In both of these cases you should use the explicit reinterpret_cast operator rather than the C-Style. Though the C-style would normally do the same thing, it has the danger of being subjected to overloaded conversion operators.

Answer 5

Both reinterpret_cast and c-style casts are implementation defined and they do almost the same thing. The differences are :
1. reinterpret_cast can not remove constness. For example :

const unsigned int d = 5;
int *g=reinterpret_cast< int* >( &d );

will issue an error :

error: reinterpret_cast from type 'const unsigned int*' to type 'int*' casts away qualifiers  

2. If you use reinterpret_cast, it is easy to find the places where you did it. It is not possible to do with c-style casts

Answer 6

C-style casts sometimes type-pun an object in an unspecified way, such as (unsigned int)-1, sometimes convert the same value to a different format, such as (double)42, sometimes could do either, like how (void*)0xDEADBEEF reinterprets bits but (void*)0 is guaranteed to be a null pointer constant, which does not necessarily have the same object representation as (intptr_t)0, and very rarely tells the compiler to do something like shoot_self_in_foot_with((char*)&const_object);.

That's usually all well and good, but when you want to cast a double to a uint64_t, sometimes you want the value and sometimes you want the bits. If you know C, you know which one the C-style cast does, but it's nicer in some ways to have different syntax for both.
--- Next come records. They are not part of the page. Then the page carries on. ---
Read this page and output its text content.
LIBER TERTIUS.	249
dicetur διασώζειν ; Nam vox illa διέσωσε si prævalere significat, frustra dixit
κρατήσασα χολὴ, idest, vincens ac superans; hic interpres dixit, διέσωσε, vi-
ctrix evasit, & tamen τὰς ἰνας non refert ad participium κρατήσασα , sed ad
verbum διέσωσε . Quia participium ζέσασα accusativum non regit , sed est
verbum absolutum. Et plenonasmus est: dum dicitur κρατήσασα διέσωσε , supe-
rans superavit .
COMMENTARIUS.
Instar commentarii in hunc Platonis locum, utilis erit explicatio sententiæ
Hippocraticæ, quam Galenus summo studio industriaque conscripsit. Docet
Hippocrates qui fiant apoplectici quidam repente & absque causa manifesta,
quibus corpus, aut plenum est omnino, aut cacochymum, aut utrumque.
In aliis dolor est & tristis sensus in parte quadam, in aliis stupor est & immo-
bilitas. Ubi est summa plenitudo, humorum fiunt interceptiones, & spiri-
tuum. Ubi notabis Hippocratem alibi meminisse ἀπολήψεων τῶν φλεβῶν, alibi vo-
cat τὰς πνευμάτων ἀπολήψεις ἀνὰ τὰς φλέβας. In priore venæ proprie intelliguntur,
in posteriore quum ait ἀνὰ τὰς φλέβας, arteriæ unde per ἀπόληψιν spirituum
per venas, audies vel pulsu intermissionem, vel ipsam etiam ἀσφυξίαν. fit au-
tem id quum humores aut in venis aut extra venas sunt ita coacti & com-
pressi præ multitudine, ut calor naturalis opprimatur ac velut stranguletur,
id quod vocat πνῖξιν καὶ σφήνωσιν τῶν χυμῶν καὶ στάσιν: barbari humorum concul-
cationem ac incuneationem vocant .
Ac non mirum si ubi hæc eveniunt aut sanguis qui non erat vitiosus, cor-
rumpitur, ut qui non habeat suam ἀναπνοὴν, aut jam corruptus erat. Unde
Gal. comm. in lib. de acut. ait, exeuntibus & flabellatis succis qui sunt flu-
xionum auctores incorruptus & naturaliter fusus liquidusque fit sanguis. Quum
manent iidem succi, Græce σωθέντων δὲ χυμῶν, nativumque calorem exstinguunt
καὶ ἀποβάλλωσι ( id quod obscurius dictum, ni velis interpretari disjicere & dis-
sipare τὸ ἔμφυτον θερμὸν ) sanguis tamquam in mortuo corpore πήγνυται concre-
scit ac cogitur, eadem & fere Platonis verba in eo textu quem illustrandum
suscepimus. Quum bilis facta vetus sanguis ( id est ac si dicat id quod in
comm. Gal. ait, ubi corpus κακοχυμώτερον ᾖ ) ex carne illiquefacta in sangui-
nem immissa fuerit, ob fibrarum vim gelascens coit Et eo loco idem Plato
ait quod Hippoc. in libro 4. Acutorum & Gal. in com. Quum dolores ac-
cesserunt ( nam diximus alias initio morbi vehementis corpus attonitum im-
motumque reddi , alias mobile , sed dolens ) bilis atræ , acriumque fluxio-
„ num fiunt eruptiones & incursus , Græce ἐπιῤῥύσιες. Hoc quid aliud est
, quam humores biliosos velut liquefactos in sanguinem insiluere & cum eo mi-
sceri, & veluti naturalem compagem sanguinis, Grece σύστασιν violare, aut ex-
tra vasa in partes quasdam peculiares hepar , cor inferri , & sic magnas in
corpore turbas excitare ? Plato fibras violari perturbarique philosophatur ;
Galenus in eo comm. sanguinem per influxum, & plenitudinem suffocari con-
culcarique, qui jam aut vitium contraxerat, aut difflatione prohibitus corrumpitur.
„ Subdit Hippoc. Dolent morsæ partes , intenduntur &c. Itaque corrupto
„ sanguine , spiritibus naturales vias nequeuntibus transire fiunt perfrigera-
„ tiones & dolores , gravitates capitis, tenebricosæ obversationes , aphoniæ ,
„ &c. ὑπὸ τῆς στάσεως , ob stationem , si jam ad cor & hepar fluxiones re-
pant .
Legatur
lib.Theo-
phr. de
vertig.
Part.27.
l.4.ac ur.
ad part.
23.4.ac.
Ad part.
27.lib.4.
Bjarne Stroustrup, in his guidelines, recommended reinterpret_cast in another context: if you want to type-pun in a way that the language does not define by a static_cast, he suggested that you do it with something like reinterpret_cast<double&>(uint64) rather than the other methods. They're all undefined behavior, but that makes it very explicit what you're doing and that you're doing it on purpose. Reading a different member of a union than you last wrote to does not.